Selon l’article 514 du code de procédure civile, les décisions de première instance sont de droit exécutoires à titre provisoire à moins que la loi ou la décision rendue n’en dispose autrement. Selon le dernier alinéa de l’article 514-1 du même code, le juge ne peut toutefois pas écarter l’exécution provisoire de droit lorsqu’il statue en référé.
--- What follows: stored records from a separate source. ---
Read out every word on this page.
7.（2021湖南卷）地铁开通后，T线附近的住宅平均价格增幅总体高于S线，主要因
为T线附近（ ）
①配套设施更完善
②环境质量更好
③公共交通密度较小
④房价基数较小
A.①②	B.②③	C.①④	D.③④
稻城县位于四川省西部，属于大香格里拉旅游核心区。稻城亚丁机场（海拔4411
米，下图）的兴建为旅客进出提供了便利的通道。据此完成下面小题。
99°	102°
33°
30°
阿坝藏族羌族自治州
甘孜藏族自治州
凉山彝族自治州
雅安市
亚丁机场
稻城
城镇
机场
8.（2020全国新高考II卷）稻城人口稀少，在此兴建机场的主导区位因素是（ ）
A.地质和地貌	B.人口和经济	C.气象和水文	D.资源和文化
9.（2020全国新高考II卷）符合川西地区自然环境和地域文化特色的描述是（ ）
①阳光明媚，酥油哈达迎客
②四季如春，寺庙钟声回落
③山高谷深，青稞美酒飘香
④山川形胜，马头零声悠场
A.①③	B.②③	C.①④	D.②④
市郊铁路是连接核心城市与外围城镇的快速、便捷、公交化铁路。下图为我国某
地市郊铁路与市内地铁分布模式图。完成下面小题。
La présente ordonnance sera donc assortie de l’exécution provisoire.
PAR CES MOTIFS,
La juge des contentieux de la protection, statuant après débats publics, par ordonnance mise à disposition au greffe, réputée contradictoire et en premier ressort,
CONSTATE que la dette locative visée dans le commandement de payer du 10 mai 2024 n’a pas été réglée dans le délai d’un mois,
CONSTATE, en conséquence, que le contrat conclu le 9 août 2018 entre la société FEDERPIERRE CAPUCINES, d’une part, et la société SUSHI [Localité 4], d’autre part, concernant les locaux situés au [Adresse 3] (étage 05, lot n° 34, cave n°36) est résilié depuis le 11 juin 2024,
DIT n’y avoir lieu d’octroyer des délais de paiement à la société SUSHI [Localité 4],
ORDONNE à M. [X] [L] [P] et la société SUSHI [Localité 4] de libérer de leur personne, de leurs biens, ainsi que de tous occupants de leur chef, les lieux situés au [Adresse 3] (étage 05, lot n° 34, cave n°36) ainsi que, le cas échéant, tous les lieux loués accessoirement au logement,
DIT qu’à défaut de libération volontaire, il pourra être procédé à leur expulsion et à celle de tous occupants de leur chef avec l’assistance de la force publique,
DIT que le sort des meubles sera régi conformément aux dispositions des articles L. 433-1 et L. 433-2 du code des procédures civiles d’exécution,
RAPPELLE que l’expulsion ne pourra avoir lieu qu’hors période hivernale et à l’expiration d’un délai de deux mois suivant la délivrance d’un commandement d’avoir à libérer les lieux,
CONDAMNE la société SUSHI [Localité 4] au paiement d’une indemnité d’occupation mensuelle égale au loyer et aux charges qui auraient été dus en cas de poursuite du bail, soit 1 396,10 euros (mille trois cent quatre-vingt-seize euros et dix centimes) par mois,
DIT que cette indemnité d’occupation, qui se substitue au loyer dès le 11 juin 2024, est payable dans les mêmes conditions que l’étaient le loyer et les charges, jusqu’à libération effective des lieux et remise des clés à la bailleresse ou à son mandataire,
CONDAMNE la société SUSHI [Localité 4] à payer à la société FEDERPIERRE CAPUCINES la somme de 10 096,57 euros (dix mille quatre-vingt-seize euros et cinquante-sept centimes) à titre de provision sur l’arriéré locatif arrêté au 23 septembre 2024, terme du mois d’octobre 2024 inclus, avec intérêts au taux légal à compter du 10 mai 2024 sur la somme de 4 649,72 euros et à compter de l’assignation pour le surplus,
DIT n’y avoir lieu à référé sur la demande de la société FEDERPIERRE CAPUCINES au titre des clauses pénales,
RAPPELLE que la présente ordonnance est exécutoire de droit à titre provisoire,
CONDAMNE la société SUSHI [Localité 4] à payer à la société FEDERPIERRE CAPUCINES la somme de 1 500 euros (mille cinq cents euros) au titre de l’article 700 du code de procédure civile,
CONDAMNE la société SUSHI [Localité 4] aux dépens comprenant notamment le coût des commandements de payer du 10 mai 2024 et celui des assignations du 5 novembre 2024.
Ainsi jugé par mise à disposition au greffe le 5 juin 2025, et signé par la juge et la greffière susnommées.